This is one of those challenging Gospel passages. So much can be said, and so much can be misunderstood. I found myself inspired by a quote from St. Thomas Merton from Word on Fire Gospels which opened my eyes to some of the nuances of this Gospel story. I came away so appreciative of the Canaanite woman and her humble faith. 

“The most important thing in prayer is that we present ourselves as we are before God as he is. This cannot be done without a generous effort of recollection and self-searching. But if we are sincere, our prayer will never be fruitless. Our sincerity itself establishes an instant contact with the God of all truth” (St. Thomas Merton, No Man is an Island). 

In our Gospel story, Jesus is approached by a Canaanite woman. She begs Him to heal her daughter. She does not try to deny who she is or where she comes from. She doesn’t make any attempts at bargaining due to her heritage, but she is persistent and undeterred in her plea. Even after Jesus seems to reject her because she is a Canaanite while He is a Jew, she never claims to be more than who she is. In radical humility, she offers Jesus her very identity as a second-class citizen in the eyes of the Jewish people. 

Her humility is the lens through which she was able to see Jesus with eyes of faith. Where others saw Jesus as a Jew who came to speak to the Jews (see the apostles’ reactions to her pleas), this brave, bold, and humble woman recognized the universality of Jesus. Jesus came for the salvation of the whole world, not just the Jewish people. While the Jewish people do have a special place in the work of salvation, no group of people is excluded from the gifts Jesus came to give.
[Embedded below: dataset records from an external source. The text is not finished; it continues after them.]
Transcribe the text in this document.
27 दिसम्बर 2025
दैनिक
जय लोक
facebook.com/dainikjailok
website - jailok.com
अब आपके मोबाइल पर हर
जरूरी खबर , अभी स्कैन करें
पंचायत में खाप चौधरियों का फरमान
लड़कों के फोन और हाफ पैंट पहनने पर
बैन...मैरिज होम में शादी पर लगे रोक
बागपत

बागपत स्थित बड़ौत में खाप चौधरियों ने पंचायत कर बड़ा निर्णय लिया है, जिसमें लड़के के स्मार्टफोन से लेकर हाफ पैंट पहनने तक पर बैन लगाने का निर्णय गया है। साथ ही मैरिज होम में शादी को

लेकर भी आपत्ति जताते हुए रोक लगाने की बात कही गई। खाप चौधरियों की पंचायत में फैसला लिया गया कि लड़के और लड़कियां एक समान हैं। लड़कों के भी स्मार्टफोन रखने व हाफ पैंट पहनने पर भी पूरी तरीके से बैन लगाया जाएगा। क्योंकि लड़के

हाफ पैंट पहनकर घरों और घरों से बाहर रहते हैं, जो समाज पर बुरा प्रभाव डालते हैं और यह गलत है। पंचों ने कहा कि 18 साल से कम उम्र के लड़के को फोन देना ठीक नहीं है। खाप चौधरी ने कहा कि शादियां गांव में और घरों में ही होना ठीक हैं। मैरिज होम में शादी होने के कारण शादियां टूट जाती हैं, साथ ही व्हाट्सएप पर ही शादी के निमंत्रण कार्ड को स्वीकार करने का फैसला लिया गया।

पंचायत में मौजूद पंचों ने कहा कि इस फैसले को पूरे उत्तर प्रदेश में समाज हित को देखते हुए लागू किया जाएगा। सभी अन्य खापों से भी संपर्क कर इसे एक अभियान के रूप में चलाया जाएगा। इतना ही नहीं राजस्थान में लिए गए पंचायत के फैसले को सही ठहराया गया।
There is so much we can learn from the Canaanite woman. First, we need to take honest stock in who we are before our Lord. We are sinners, and it was while we were still in sin that God sent us His only Son. Second, we have to acknowledge that we do not set the limitations for who Jesus helps, who He loves, or who He saves. When we begin to determine boundaries, when we judge who is in and who is out, when we withhold forgiveness, we are setting ourselves outside of where we have been designed to be. God is God, we are not. 

The Canaanite woman shows us how to humbly acknowledge that without Jesus, we can’t accomplish a whole lot. But, when we seek Him, when we present our needs before Him from a place of humility and trust, we give Him the space to work miracles in our lives.